Alors, c'est donc un rêve. Mais ce n'est pas une raison pour se dire que tout est bizarre, et laisser de côté de possibles sens plus ou moins bien cachés.
Car ce rêve est émaillé de réflexions qui paraissent simples mais sont, en réalité, parfois ardues. Des réflexions sur le langage, le rapport entre le son d'un mot et son sens (ce qu'on appelle le signifiant et le signifié). Par exemple, Alice utilise les mots justes, d'une façon correcte, mais sans connaître le sens de ces mots.

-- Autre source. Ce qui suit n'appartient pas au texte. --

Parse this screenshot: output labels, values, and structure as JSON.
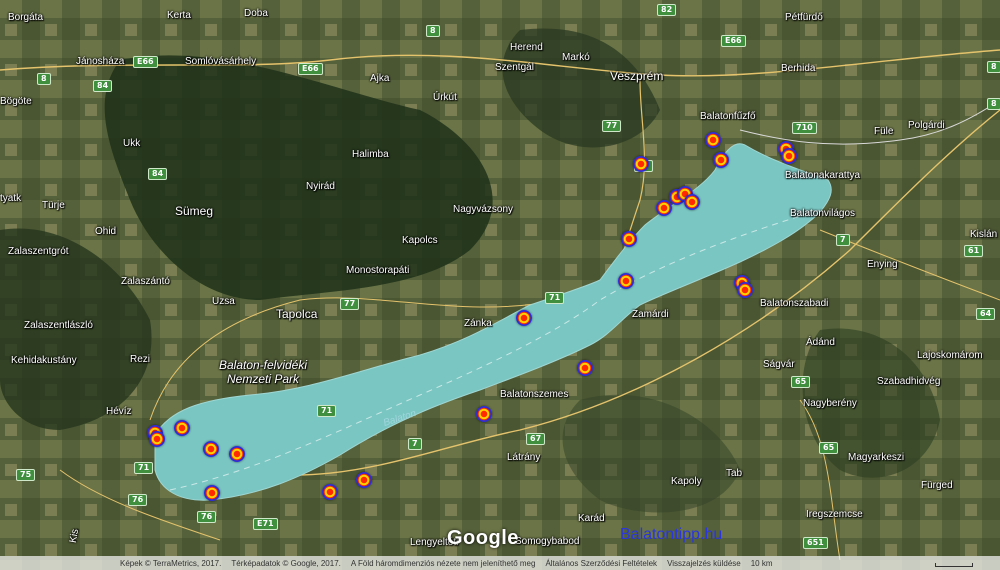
{
  "map": {
    "lake_name": "Balaton",
    "park_name": "Balaton-felvidéki Nemzeti Park",
    "towns": [
      {
        "id": "borgata",
        "name": "Borgáta"
      },
      {
        "id": "kerta",
        "name": "Kerta"
      },
      {
        "id": "doba",
        "name": "Doba"
      },
      {
        "id": "herend",
        "name": "Herend"
      },
      {
        "id": "marko",
        "name": "Markó"
      },
      {
        "id": "veszprem",
        "name": "Veszprém"
      },
      {
        "id": "petfurdo",
        "name": "Pétfürdő"
      },
      {
        "id": "janoshaza",
        "name": "Jánosháza"
      },
      {
        "id": "somlovasarhely",
        "name": "Somlóvásárhely"
      },
      {
        "id": "ajka",
        "name": "Ajka"
      },
      {
        "id": "szentgal",
        "name": "Szentgál"
      },
      {
        "id": "berhida",
        "name": "Berhida"
      },
      {
        "id": "bogote",
        "name": "Bögöte"
      },
      {
        "id": "urkut",
        "name": "Úrkút"
      },
      {
        "id": "balatonfuzfo",
        "name": "Balatonfűzfő"
      },
      {
        "id": "ukk",
        "name": "Ukk"
      },
      {
        "id": "halimba",
        "name": "Halimba"
      },
      {
        "id": "fule",
        "name": "Füle"
      },
      {
        "id": "polgardi",
        "name": "Polgárdi"
      },
      {
        "id": "nyirad",
        "name": "Nyirád"
      },
      {
        "id": "balatonakarattya",
        "name": "Balatonakarattya"
      },
      {
        "id": "tyatk",
        "name": "tyatk"
      },
      {
        "id": "turje",
        "name": "Türje"
      },
      {
        "id": "sumeg",
        "name": "Sümeg"
      },
      {
        "id": "nagyvazsony",
        "name": "Nagyvázsony"
      },
      {
        "id": "balatonvilagos",
        "name": "Balatonvilágos"
      },
      {
        "id": "ohid",
        "name": "Ohid"
      },
      {
        "id": "zalaszentgrot",
        "name": "Zalaszentgrót"
      },
      {
        "id": "kapolcs",
        "name": "Kapolcs"
      },
      {
        "id": "kisla",
        "name": "Kislán"
      },
      {
        "id": "enying",
        "name": "Enying"
      },
      {
        "id": "monostorapati",
        "name": "Monostorapáti"
      },
      {
        "id": "zalaszanto",
        "name": "Zalaszántó"
      },
      {
        "id": "uzsa",
        "name": "Uzsa"
      },
      {
        "id": "zamardi",
        "name": "Zamárdi"
      },
      {
        "id": "balatonszabadi",
        "name": "Balatonszabadi"
      },
      {
        "id": "zalaszentlaszlo",
        "name": "Zalaszentlászló"
      },
      {
        "id": "tapolca",
        "name": "Tapolca"
      },
      {
        "id": "zanka",
        "name": "Zánka"
      },
      {
        "id": "adand",
        "name": "Ádánd"
      },
      {
        "id": "kehidakustany",
        "name": "Kehidakustány"
      },
      {
        "id": "rezi",
        "name": "Rezi"
      },
      {
        "id": "lajoskomarom",
        "name": "Lajoskomárom"
      },
      {
        "id": "sagvar",
        "name": "Ságvár"
      },
      {
        "id": "szabadhidveg",
        "name": "Szabadhidvég"
      },
      {
        "id": "balatonszemes",
        "name": "Balatonszemes"
      },
      {
        "id": "heviz",
        "name": "Hévíz"
      },
      {
        "id": "nagybereny",
        "name": "Nagyberény"
      },
      {
        "id": "magyarkeszi",
        "name": "Magyarkeszi"
      },
      {
        "id": "latrany",
        "name": "Látrány"
      },
      {
        "id": "tab",
        "name": "Tab"
      },
      {
        "id": "kapoly",
        "name": "Kapoly"
      },
      {
        "id": "furged",
        "name": "Fürged"
      },
      {
        "id": "karad",
        "name": "Karád"
      },
      {
        "id": "iregszemcse",
        "name": "Iregszemcse"
      },
      {
        "id": "lengyeltoti",
        "name": "Lengyeltóti"
      },
      {
        "id": "somogybabod",
        "name": "Somogybabod"
      },
      {
        "id": "kis",
        "name": "Kis"
      }
    ],
    "road_shields": [
      "8",
      "82",
      "E66",
      "E66",
      "E66",
      "8",
      "84",
      "84",
      "77",
      "73",
      "710",
      "7",
      "71",
      "77",
      "71",
      "64",
      "61",
      "65",
      "65",
      "7",
      "67",
      "71",
      "75",
      "76",
      "76",
      "E71",
      "651",
      "8",
      "8"
    ],
    "marker_count": 27
  },
  "branding": {
    "google": "Google",
    "watermark": "Balatontipp.hu",
    "watermark_color": "#2a35e0"
  },
  "footer": {
    "imagery": "Képek © TerraMetrics, 2017.",
    "mapdata": "Térképadatok © Google, 2017.",
    "three_d": "A Föld háromdimenziós nézete nem jeleníthető meg",
    "terms": "Általános Szerződési Feltételek",
    "report": "Visszajelzés küldése",
    "scale": "10 km"
  },
  "colors": {
    "lake": "#6fbfbf",
    "marker_ring": "#2d2bd8",
    "marker_fill": "#ff2a00",
    "marker_core": "#ffd400"
  }
}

Ainsi, subtilement, le livre se transforme en une fine critique des savoirs inculqués aux élèves en son temps. La moquerie s'étend aussi aux conversations vides de sens. Les dialogues absurdes sont une formidable (et féroce) façon de critiquer les conventions sociales de son temps. Et, au passage, l'aspect politique de l'œuvre se permet de régler son sort aux despotes de tous poils, avec ce couple royal qui occupe la fin du livre.

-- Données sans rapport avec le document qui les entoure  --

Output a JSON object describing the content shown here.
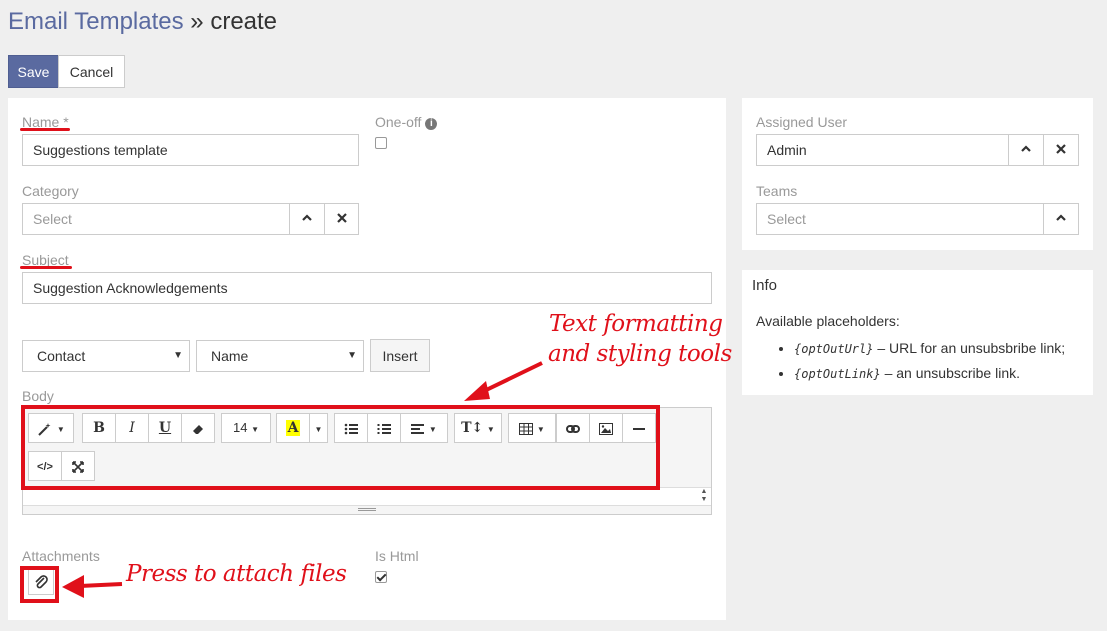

Mais le livre n'est pas qu'une critique. Il y a aussi des réflexions et des questions qui sont autant d'initiation à la philosophie. Quand Alice se demande ce que devient la flamme d'une bougie qui est éteinte, ne peut-on pas voir une réflexion sur la mort ? Et chaque fois qu'elle dit ne pas être la même que la veille, on aperçoit bien le questionnement sur ce qui constitue un individu. Si, à cela, on ajoute les constants changements de taille d'Alice, qui ne cesse de grandir et rapetisser, alors on obtient un fascinant portrait de l'adolescence et des questions qui s'y rattachent.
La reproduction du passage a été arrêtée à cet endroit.